Senior partner at Chessman & Partners, Mike Baughan, describes how he untangled a complex investment...
Senior partner at Chessman & Partners, Mike Baughan, describes how he untangled a complex investment situation.
Celia Williams was deeply affected by the death of her husband. At 83 and partly disabled, she had relied on him to sort out the finances over a 60-year period and their not insubstantial capital had been invested in a variety of ways.
Frank Williams had been something of an investment dabbler and the paperwork filled a filing cabinet and a bit more.
Things had now changed however. With a relatively large property to look after and a reduced widow's pension from her husband's ex-employer, Celia had a real need for additional income.
She was also worried about keeping control of investments she did not understand and dealing with masses of paperwork that arrived almost daily.
In short, she needed a financial makeover.
Husband Frank had invested in Peps in Celia's name every year with a major bank, all of which had been consolidated, and Celia was concerned that not only had the overall value dropped substantially but she was also paying brokerage costs and a hefty annual management charge.

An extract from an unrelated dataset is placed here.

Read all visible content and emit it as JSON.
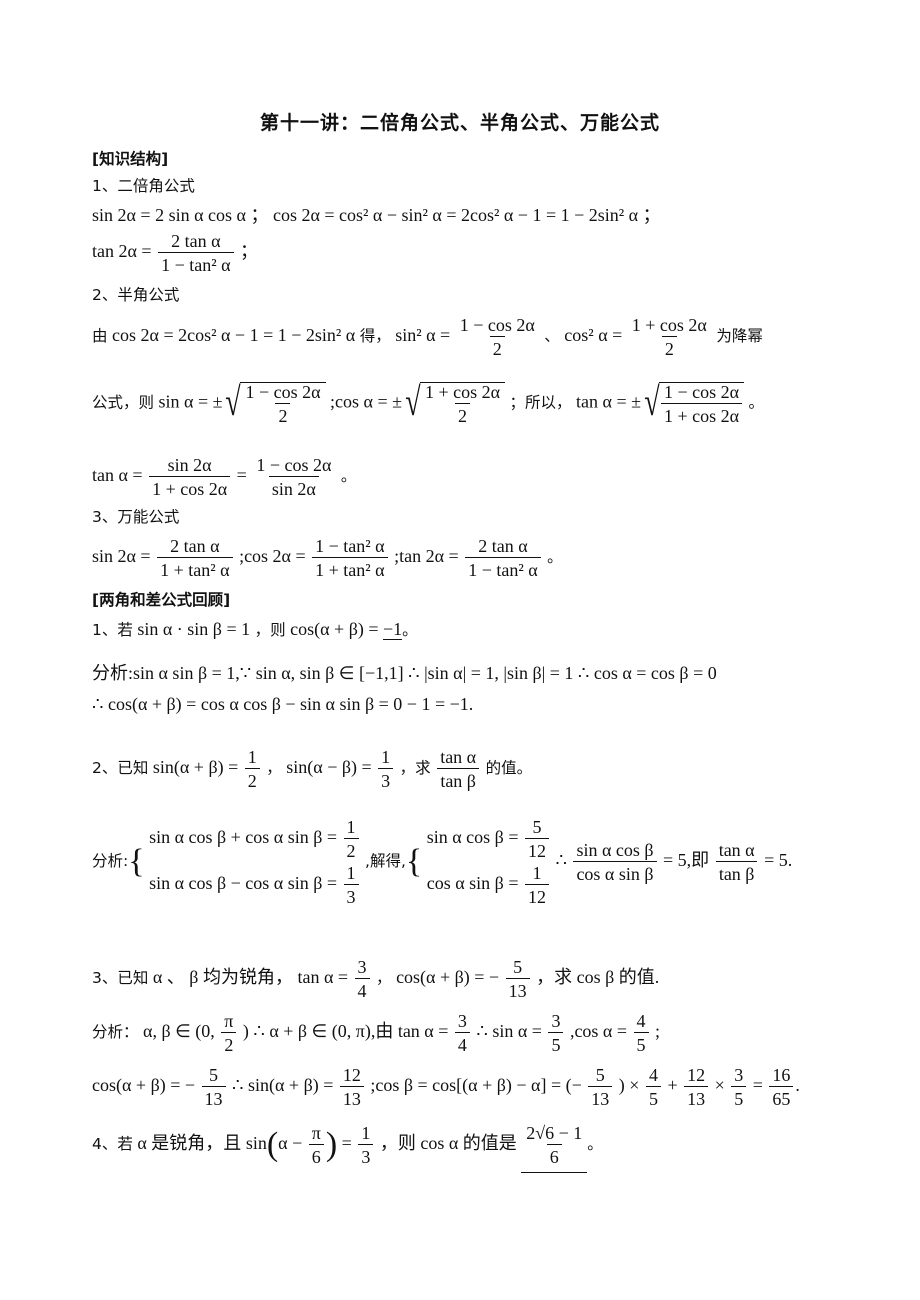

I demonstrated that some of the unit trusts and equities making up the portfolio had performed very poorly and it was evident there was little management to speak of.
The £27,527 invested in Marconi shares as part of the Pep had been allowed to sink to £1,907 with no explanation as to the loss, which came as quite a shock to the client. Despite her letter to the bank explaining her current situation and the need for income, it had failed to respond in any way apart from a letter of assurance in reply. As a result, the income from dividends was just 0.98% gross.
Furthermore, Frank had invested a large sum of money into a unit trust fund where performance had been dreadful. Growth had been -5% over the past five years, yet he had incremented the fund on several occasions.
As an adviser specialising in capital investment and income provision, my priorities were to reduce the paperwork, consolidate the investments and provide Celia with enough income to live on. This would then serve the overall purpose of giving her a good standard of living.
The bottom line was that the tax exemption afforded to the bank equity Pep was of very little relevance to Celia and, in any case, consolidation meant we would have to transfer all rather than part of it. In the event, a full encashment was the best option.
The underperforming unit trust was partly transferred in-house and partly cashed in, as were a mass of other smaller investments. The new portfolio is up and running smoothly and Celia is now enjoying life to the full.
She is very grateful I sorted out the muddle for her, particularly as, apart from the surrender cheque, she did not receive any further correspondence from the bank.